El pitazo final del derbi de Mánchester marcó el cierre del partido entre el Manchester United y el Manchester City, pero no el final de la jornada para Patrick Dorgu. Antes de dirigirse al vestuario, el joven futbolista recibió una instrucción directa de su madre, presente en el estadio: volver al borde del campo y firmar autógrafos a los aficionados que lo esperaban en la grada.

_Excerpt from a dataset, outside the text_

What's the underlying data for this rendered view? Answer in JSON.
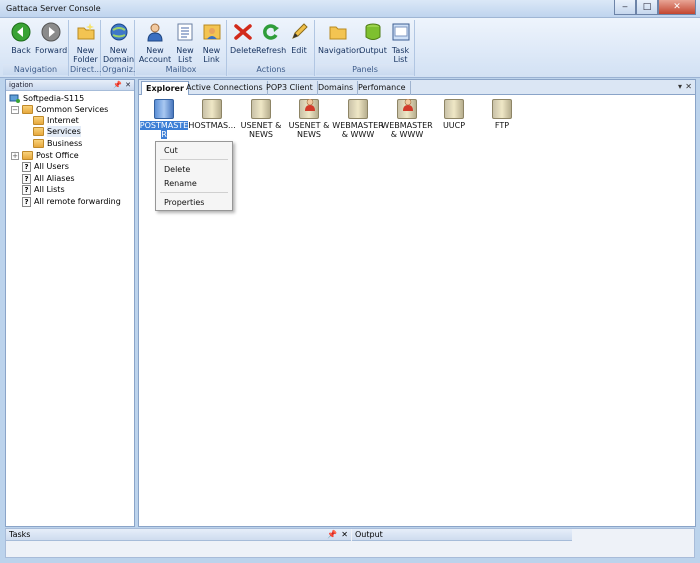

Sin titubeos, Dorgu obedeció. La escena, captada por aficionados y difundida en redes sociales, reflejó un mensaje claro: el respeto por la hinchada está por encima del cansancio, la presión del clásico o la magnitud del rival. Fue su madre quien se encargó de recordarle que el fútbol también se juega fuera del campo.

Mientras figuras del Manchester United y del Manchester City abandonaban el césped rumbo a los camerinos, Patrick Dorgu regresó para dedicar tiempo a los fanáticos, cumpliendo una orden que no admite discusión. Un gesto sencillo, pero cargado de simbolismo en una era donde la cercanía con el público suele diluirse.

El momento dejó una lección tan antigua como vigente: los valores se aprenden en casa y, en ocasiones, pesan más que cualquier escudo. Porque en el fútbol de élite, como en la vida, cuando mamá habla… se obedece.